There is no C++ construct in that code. Still i-- would do the same and is more idiomatic C.
The real question is why convert a for loop to a while loop?
After the last iteration, the --i (or i--) overflows. In a for loop, the step statement (the third statement in the loop head) is always executed before the test (the second statement in the loop head), so there is no way to prevent the overflow. While this is not a problem per se, as overflow of unsigned variables is well-defined, testing for "overflow just happended" tends to be more confusing to the readers than testing for "is at the end".

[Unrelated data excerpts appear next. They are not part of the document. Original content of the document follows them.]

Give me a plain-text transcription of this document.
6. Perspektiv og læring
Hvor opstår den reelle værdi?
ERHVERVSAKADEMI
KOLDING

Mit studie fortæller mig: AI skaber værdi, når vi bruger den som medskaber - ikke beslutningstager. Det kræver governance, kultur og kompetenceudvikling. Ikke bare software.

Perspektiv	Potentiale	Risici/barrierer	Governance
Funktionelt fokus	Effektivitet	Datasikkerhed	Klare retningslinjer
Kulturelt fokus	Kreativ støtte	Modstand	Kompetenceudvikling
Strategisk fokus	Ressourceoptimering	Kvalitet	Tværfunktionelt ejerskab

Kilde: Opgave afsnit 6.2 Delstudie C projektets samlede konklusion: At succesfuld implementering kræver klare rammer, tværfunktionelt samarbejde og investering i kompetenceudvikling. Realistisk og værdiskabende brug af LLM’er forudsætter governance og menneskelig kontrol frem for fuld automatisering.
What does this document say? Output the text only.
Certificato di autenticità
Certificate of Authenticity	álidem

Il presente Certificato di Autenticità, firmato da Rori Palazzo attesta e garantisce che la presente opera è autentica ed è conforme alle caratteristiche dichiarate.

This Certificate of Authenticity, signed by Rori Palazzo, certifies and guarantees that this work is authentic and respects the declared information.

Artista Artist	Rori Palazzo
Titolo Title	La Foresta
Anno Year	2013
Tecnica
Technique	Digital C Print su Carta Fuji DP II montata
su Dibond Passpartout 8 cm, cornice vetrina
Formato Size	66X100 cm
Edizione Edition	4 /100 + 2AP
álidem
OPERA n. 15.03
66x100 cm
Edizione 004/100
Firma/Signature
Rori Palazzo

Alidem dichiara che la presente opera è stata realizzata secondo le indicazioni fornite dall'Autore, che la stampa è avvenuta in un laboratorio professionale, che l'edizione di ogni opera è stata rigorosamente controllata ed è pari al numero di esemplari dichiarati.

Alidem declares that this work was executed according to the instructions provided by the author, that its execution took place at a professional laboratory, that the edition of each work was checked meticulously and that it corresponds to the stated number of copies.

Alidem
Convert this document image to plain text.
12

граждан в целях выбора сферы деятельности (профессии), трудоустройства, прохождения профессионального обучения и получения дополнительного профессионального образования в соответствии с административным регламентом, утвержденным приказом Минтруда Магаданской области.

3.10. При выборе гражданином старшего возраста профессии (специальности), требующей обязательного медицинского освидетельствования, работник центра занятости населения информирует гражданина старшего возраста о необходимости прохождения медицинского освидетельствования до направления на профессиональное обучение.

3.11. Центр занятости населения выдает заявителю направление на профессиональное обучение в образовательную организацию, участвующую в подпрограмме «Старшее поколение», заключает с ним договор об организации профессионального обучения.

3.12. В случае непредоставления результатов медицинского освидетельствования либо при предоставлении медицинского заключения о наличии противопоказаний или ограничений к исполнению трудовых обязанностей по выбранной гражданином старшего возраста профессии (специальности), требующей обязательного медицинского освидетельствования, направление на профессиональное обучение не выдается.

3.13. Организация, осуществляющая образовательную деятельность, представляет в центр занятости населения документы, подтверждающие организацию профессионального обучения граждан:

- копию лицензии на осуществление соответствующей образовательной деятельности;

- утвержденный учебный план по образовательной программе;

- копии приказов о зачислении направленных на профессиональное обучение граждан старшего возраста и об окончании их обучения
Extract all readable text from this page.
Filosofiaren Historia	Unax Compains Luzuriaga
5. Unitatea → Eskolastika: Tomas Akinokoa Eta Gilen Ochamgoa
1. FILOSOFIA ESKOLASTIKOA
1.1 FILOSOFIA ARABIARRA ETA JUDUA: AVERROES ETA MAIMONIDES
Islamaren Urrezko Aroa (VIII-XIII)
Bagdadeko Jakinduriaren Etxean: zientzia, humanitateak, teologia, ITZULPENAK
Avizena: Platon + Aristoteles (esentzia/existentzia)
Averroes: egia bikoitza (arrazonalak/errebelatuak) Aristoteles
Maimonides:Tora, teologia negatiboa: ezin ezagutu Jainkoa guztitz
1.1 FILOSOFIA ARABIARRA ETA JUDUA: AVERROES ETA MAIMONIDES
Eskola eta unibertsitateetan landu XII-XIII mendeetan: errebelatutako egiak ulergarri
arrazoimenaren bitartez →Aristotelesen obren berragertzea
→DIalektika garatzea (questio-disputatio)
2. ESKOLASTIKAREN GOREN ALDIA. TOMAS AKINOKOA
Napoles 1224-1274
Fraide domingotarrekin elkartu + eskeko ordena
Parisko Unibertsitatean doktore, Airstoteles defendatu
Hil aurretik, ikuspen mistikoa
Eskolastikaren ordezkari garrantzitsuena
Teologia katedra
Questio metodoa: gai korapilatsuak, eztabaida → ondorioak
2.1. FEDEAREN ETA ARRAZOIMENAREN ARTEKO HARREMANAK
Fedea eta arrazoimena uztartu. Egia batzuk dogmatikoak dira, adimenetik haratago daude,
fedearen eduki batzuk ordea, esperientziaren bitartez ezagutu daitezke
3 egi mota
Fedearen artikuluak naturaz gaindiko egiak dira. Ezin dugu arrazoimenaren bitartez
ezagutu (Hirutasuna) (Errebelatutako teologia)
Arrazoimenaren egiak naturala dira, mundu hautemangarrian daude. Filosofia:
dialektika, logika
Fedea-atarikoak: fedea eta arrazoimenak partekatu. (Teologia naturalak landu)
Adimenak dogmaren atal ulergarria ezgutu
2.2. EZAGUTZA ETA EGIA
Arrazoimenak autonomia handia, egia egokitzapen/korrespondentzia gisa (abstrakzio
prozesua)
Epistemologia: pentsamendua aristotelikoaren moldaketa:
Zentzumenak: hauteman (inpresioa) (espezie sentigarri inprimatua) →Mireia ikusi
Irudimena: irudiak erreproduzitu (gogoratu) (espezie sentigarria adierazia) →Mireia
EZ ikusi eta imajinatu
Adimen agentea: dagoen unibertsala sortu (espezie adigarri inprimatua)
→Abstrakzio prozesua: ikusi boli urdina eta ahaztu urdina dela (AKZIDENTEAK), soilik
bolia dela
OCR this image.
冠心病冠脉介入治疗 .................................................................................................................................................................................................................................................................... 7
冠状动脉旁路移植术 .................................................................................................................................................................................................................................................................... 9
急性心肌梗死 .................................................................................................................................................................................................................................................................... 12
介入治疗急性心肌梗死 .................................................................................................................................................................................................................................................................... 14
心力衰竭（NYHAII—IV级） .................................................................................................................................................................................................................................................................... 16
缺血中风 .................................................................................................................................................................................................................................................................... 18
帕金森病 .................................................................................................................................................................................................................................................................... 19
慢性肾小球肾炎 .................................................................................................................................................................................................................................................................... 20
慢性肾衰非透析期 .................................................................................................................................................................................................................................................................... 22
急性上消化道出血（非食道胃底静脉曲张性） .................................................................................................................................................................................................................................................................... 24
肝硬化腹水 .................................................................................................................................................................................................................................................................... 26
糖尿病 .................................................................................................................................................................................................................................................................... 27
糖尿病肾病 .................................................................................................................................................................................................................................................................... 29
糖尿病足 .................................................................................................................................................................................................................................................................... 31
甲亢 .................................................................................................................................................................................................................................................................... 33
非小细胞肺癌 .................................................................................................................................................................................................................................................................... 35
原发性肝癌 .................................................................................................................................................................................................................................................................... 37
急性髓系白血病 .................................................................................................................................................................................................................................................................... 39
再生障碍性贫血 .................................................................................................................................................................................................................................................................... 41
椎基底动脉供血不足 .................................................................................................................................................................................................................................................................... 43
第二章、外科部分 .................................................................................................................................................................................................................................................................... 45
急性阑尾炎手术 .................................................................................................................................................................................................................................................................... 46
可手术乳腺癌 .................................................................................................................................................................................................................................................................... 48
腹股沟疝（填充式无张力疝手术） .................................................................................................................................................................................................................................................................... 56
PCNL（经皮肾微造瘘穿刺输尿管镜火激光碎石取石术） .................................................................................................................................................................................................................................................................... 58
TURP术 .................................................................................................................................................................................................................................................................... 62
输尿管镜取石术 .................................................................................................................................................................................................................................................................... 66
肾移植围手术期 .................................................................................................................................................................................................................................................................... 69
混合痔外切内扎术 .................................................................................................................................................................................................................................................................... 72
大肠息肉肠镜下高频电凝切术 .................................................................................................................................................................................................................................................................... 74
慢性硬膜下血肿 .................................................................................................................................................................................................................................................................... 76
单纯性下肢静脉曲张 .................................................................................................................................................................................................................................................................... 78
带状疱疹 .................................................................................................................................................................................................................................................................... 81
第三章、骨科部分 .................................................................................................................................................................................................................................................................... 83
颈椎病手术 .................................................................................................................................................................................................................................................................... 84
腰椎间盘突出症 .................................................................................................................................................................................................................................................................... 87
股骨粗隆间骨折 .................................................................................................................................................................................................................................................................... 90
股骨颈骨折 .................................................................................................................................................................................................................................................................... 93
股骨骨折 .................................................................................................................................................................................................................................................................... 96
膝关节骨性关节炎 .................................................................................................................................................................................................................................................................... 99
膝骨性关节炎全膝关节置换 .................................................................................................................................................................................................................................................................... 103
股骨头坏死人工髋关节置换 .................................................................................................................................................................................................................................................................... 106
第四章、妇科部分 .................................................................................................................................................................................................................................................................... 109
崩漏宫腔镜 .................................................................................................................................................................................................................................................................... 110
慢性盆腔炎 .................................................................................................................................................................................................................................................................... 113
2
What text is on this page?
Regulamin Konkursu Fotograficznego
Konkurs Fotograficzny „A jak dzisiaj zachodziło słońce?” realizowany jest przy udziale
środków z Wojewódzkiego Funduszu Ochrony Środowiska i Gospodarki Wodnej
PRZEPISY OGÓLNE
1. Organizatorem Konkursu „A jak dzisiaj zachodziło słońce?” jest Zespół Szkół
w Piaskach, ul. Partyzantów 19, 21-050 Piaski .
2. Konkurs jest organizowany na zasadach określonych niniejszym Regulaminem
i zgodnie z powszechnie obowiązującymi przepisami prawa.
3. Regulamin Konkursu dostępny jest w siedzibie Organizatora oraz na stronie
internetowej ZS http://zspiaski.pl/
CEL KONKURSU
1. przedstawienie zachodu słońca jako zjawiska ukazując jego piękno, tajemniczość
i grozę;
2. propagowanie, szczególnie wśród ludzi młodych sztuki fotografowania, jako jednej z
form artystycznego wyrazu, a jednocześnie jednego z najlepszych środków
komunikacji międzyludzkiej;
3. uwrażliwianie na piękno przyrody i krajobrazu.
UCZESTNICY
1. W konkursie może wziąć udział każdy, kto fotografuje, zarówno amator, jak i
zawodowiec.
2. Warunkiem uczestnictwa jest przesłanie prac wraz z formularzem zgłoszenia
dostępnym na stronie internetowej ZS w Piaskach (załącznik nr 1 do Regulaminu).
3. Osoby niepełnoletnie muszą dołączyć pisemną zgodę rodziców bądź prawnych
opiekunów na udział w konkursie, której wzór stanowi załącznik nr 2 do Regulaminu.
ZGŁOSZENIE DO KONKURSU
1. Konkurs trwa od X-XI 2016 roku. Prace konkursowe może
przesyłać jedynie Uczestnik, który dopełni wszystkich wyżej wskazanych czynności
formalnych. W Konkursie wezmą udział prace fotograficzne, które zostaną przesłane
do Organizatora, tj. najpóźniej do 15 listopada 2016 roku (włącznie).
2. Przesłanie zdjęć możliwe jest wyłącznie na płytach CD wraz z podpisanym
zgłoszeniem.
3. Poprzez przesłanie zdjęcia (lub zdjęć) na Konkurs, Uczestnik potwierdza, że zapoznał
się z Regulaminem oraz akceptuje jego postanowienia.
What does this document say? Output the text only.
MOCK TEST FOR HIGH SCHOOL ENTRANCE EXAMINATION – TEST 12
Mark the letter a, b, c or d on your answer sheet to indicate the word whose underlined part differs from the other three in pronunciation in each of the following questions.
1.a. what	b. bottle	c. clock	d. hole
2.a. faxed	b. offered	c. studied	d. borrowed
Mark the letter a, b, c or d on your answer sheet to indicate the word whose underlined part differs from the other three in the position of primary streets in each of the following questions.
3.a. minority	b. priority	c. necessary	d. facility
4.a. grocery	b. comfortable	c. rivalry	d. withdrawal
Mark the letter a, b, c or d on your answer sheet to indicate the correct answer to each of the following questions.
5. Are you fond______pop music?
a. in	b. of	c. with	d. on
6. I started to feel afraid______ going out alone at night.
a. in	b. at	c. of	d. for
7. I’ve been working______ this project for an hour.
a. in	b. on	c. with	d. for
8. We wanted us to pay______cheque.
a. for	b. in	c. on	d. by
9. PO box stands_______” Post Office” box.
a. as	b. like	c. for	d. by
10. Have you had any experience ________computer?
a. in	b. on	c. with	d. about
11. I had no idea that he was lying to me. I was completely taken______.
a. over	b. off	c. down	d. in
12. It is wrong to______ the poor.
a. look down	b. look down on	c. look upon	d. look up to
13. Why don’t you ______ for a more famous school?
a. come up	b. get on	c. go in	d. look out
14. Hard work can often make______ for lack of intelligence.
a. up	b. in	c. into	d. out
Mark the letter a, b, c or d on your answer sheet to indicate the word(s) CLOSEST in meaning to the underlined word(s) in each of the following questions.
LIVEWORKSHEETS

If you use a while loop instead, you can arrange the test to be executed *before* the step is performed, so you have to abort on "i == 0 just finished" insted of "i == ~0U is next", the former being easier to understand.
This is a definite improvement. Glad you caught it and thank you for the lesson in the use of structures vice arrays. I'll take a close look at the code and your change this weekend. I was caught by the use of sizeof(array[0]) vice sizeof(struct[0]), which do yeild different results.